1972 – das Jahr des Einschnitts

    Die Zeit der Krise, nachdem ich die Uni endgültig verlassen hatte; ja man kann von einer gewissen Entwurzelung sprechen, denn ich hatte sogar mein Wohngemein- schafts-Zimmer aufgegeben und meinen Krempel in einem Kellerraum untergestellt, um eine längere Reise in südliche Länder, Spanien, Portugal, Marokko, zu unternehmen. Nach meiner Rückkehr – ich war mit der Absicht losgefahren, den ganzen Winter über "da unten" zu bleiben, war aber dann doch schon kurz vor Weihnachten wieder zurück – hatte ich keine eigene Wohnung. Zunächst kam ich bei Bekannten in einer WG unter, in der auch eine Frau wohnte, mit der ich einige Jahren zuvor in einer näheren Beziehung gestanden hatte. So waren wir einmal gemeinsam von B. nach Rom getrampt, wo sich unsere Wege trennten. Am Brenner hatten wir, in unsere Schlafsäcke gehüllt, unter Bäumen im Freien geschlafen.
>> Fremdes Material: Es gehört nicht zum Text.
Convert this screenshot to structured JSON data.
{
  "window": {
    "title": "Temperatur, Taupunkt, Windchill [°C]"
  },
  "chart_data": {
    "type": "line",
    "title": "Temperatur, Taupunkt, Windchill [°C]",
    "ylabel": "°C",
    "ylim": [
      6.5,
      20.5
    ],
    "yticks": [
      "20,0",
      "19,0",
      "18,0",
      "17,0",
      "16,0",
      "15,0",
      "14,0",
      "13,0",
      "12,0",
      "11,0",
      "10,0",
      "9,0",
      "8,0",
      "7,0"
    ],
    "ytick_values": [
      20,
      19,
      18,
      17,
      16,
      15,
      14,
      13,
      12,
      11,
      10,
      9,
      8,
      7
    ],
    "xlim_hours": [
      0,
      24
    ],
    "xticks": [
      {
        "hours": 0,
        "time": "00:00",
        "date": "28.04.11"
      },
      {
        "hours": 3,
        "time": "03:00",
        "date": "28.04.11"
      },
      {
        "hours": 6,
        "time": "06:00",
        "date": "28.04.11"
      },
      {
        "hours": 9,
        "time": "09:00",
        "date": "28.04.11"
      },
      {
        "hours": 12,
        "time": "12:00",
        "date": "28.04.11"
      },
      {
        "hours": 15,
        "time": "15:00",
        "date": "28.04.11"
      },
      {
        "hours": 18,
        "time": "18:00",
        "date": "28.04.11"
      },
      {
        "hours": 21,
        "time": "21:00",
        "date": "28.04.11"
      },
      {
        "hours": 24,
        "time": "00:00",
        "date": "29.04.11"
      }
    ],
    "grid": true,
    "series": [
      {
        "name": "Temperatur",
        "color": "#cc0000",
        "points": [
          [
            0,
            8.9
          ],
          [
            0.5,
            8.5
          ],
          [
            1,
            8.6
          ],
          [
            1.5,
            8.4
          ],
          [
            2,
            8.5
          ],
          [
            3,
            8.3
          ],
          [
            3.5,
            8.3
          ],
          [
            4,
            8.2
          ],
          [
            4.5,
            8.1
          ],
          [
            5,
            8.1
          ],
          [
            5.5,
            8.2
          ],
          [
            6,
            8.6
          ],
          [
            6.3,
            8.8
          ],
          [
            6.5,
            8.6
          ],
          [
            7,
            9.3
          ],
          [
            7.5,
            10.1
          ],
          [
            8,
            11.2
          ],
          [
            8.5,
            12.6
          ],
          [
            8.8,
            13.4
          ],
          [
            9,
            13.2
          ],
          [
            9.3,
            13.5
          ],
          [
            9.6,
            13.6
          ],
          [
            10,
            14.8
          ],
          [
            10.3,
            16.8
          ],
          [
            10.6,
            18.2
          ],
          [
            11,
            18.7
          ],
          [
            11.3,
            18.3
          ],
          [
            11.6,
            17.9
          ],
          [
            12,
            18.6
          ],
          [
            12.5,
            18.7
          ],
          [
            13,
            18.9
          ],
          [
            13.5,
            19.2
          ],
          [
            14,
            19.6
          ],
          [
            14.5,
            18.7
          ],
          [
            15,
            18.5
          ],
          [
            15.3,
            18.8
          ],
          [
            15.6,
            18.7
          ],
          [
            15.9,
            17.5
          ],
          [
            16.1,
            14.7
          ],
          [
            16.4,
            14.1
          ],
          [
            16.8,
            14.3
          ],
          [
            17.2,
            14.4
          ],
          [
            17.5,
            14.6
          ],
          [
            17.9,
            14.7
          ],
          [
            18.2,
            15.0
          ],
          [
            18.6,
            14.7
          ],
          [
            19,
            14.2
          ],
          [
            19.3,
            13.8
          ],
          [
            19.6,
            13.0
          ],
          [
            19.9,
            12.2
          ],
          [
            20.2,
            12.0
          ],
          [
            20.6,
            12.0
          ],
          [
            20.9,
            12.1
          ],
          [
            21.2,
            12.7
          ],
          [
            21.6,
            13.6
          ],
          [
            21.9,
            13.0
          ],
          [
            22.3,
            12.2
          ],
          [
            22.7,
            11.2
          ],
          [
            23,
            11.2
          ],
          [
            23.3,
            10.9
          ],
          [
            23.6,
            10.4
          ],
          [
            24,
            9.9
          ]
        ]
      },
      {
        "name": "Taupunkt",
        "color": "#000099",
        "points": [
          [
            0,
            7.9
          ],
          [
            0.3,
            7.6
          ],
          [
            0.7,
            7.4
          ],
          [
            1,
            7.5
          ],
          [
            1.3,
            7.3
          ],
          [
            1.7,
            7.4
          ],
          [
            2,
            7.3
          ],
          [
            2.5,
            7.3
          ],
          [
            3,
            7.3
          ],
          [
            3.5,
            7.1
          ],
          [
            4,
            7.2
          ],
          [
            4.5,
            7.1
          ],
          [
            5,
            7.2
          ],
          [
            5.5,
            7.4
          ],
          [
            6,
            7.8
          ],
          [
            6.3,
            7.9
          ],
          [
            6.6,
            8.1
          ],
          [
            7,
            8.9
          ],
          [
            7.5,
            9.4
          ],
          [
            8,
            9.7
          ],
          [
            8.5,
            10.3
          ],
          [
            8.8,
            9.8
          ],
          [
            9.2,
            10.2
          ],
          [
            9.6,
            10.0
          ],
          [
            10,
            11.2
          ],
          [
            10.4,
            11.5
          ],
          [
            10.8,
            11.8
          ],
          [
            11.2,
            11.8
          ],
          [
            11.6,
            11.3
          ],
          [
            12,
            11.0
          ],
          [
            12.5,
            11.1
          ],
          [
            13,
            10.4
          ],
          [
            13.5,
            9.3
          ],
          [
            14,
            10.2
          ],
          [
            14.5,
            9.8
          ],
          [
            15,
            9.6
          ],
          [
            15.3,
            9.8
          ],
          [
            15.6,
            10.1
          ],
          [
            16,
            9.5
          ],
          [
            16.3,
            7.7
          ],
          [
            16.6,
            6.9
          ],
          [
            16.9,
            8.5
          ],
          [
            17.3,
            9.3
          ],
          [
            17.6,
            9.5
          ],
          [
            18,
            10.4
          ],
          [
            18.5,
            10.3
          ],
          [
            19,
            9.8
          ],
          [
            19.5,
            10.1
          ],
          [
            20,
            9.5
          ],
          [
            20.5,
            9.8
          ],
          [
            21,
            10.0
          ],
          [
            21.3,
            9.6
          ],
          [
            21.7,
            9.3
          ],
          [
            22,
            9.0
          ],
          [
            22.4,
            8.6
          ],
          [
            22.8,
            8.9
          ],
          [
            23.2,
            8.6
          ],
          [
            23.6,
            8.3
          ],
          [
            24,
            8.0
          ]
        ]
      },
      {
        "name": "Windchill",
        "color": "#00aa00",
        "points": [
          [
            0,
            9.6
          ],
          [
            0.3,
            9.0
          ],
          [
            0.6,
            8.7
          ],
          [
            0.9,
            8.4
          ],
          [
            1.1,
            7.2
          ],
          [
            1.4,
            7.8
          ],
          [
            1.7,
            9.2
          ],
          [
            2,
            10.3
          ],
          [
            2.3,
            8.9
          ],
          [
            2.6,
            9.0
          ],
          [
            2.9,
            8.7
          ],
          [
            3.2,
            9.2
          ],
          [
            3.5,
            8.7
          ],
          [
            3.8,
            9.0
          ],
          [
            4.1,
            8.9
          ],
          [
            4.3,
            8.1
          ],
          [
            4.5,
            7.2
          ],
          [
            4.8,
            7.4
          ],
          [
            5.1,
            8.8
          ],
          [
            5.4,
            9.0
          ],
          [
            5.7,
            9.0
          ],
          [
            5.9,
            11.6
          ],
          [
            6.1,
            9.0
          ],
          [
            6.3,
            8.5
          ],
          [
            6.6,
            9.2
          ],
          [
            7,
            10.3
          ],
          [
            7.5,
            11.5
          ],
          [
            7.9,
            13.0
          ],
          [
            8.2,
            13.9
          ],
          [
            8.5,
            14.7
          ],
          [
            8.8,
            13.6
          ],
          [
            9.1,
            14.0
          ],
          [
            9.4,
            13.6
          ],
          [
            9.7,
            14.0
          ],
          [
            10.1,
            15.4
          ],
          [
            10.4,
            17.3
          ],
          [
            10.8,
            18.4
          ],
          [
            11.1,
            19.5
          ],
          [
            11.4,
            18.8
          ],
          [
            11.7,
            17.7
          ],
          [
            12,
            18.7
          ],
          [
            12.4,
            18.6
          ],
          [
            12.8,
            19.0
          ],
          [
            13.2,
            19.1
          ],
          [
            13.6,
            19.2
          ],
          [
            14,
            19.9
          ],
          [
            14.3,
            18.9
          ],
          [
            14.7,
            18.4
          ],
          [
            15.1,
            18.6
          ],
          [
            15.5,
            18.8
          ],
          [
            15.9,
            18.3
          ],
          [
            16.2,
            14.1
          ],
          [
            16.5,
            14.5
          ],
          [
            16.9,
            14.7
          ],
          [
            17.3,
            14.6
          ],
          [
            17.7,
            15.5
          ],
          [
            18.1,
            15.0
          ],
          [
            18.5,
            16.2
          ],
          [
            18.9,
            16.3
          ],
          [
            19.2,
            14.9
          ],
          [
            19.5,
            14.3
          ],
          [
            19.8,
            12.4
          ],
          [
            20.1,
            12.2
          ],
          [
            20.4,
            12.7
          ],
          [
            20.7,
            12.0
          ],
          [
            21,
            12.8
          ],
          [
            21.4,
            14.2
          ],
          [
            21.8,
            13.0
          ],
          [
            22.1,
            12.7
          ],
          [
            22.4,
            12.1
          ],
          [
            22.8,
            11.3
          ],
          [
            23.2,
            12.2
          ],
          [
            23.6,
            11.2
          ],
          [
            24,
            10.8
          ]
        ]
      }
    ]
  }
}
    Es war die erste Situation, in der wir uns körperlich so nahe kamen – nicht sexuell, erst später hatten wir einen einzigen sexuellen Verkehr. S. war vom Typ her meiner Mutter etwas ähnlich; sie war ebenfalls dunkel-, fast schwarzhaarig, auch hatte sie eine kleine, gerade Nase (man konnte meine Mutter als recht hübsch bezeichnen – was wohl mit dazu beigetragen hat, dass mein Vater, der nicht mehr ganz so junge Jung-Lehrer (er war 12 Jahre älter als sie) "auf sie geflogen ist" –, und ich kann mir vorstellen, dass er sie bei sich bietenden Gelegenheiten gern seinen Lehrerkollegen vorgezeigt hat. An jene am Brenner unter Tannen in Schlafsäcken verbrachte Nacht erinnere ich mich deshalb, weil die unverhoffte Nähe mich zu der törichten Bemerkung verleitete, sie erinnere mich an meine Mutter.

    Mit der Zeit wurde mein Bleiben in der Wohngemeinschaft, in der, wie oben erwähnt, S. mit mehreren Mitbewohnern lebte, immer problematischer, da es zwischen ihr und mir mehr und mehr zu Spannungen kam und sich bei mir zunehmend das Gefühl verstärkte, nur noch geduldet zu sein und dass ihr meine Anwesenheit, nachdem ich nun lange genug ihre Gastlichkeit in Anspruch genommen hatte, lästig war und sie wünschte, dass ich aus der Wohnung auszog. Ich weiss nicht mehr, wie deutlich sie es mir zu verstehen gab; jedenfalls spürte ich, verstärkt durch die kritische psychische Verfassung, in der ich mich befand und aufgrund derer ich sicherlich dazu neigte, sie zu dämonisieren, eine von ihr ausgehende zunehmende Ablehnung, ja Feindseligkeit.